I have come to the conclusion that we cannot use them together for further possibilities. They are used independently. Correct me if I'm wrong.

2
I keep reading tutorials about how to setup both and no one ever really says you can or can't it is always sorta implied that it should be possible. I'm with you on this, it feels like they are very different. Even trying to use pyenv-virtualenvwrapper doesn't seem to work like I think it should.Marcel Wilson

2 Answers

0
votes

You should install pyenv-virtualenvwrapper plugin and set it up. After that you can set up the python version and then create a virtual env.

pyenv local 3.8.0
mkvirtualenv test-venv

You can create a shell function to condense those two lines into one line if you want.

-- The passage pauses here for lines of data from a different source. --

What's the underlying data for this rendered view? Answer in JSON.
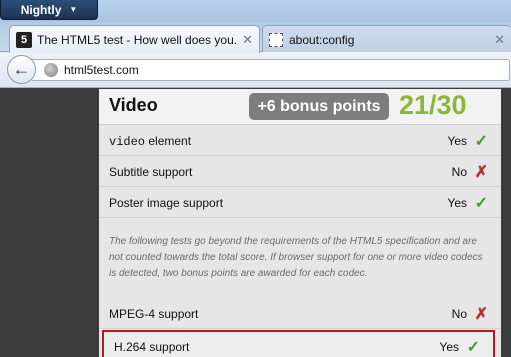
{
  "app_menu": {
    "label": "Nightly"
  },
  "tabs": [
    {
      "title": "The HTML5 test - How well does you...",
      "favicon": "html5-logo-icon",
      "favicon_text": "5",
      "active": true
    },
    {
      "title": "about:config",
      "favicon": "blank-page-icon",
      "active": false
    }
  ],
  "navbar": {
    "url": "html5test.com"
  },
  "section": {
    "title": "Video",
    "bonus": "+6 bonus points",
    "score": "21/30"
  },
  "rows": [
    {
      "label_code": "video",
      "label_rest": " element",
      "value": "Yes",
      "mark": "✓",
      "result": "pass"
    },
    {
      "label": "Subtitle support",
      "value": "No",
      "mark": "✗",
      "result": "fail"
    },
    {
      "label": "Poster image support",
      "value": "Yes",
      "mark": "✓",
      "result": "pass"
    },
    {
      "label": "MPEG-4 support",
      "value": "No",
      "mark": "✗",
      "result": "fail"
    },
    {
      "label": "H.264 support",
      "value": "Yes",
      "mark": "✓",
      "result": "pass"
    }
  ],
  "note": "The following tests go beyond the requirements of the HTML5 specification and are not counted towards the total score. If browser support for one or more video codecs is detected, two bonus points are awarded for each codec.",
  "colors": {
    "pass": "#4a9a32",
    "fail": "#b23030",
    "score": "#8db53c",
    "highlight": "#b01c1c"
  }
}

If you don't want to use pyenv local command to avoid creating a .python-version file, you can use pyenv shell <python-version> command instead.

# .bash_profile or .zshrc after pyenv and virtualenvwrapper init.
mkvenv()
{
  pyenv shell $1
  mkvirtualenv $2 ${@:3} 
}

Remember that using mkvirtualenv test-venv -p python<version> won't pick up python versions installed by pyenv.

Another method: If you just want to create a venv with mkvirtualenv, you can use a shell function to replace it's behavior.

# .bash_profile or .zshrc after virtualenvwrapper init.
pyvenv()
{
  python$1 -m venv $WORKON_HOME/$2
  workon $2
}

To create virtualenv, use pyvenv <python-version> <venv-name>. You can use all virtualenvwrapper commands with the newly created venv.

-2
votes

Keep in mind that pyenv-venv and virtualenvwrapper are just wrappers around stdlib venv package. They just make the calls to create a venv for you: python -m venv venv_dir and activate the venv source ./venv_dir/bin/activate. They might also append something on your $PATH to make sure that the correct python binary is used. See pyenv shims

Having said that, the virtualenvs created by the two tools are fundamentally the same thing (plus some config files).

In theory there's nothing wrong with copying a virtualenv dir from $WORKON_HOME to .pyenv and writing the configs by hand, but I can't see why someone would want to do that.

In case wanted to transfer a venv created by virtualenvwrapper to pyenv then you could just export installed packages with versions using pip freeze and pip install -r requirements.txt in pyenv venv.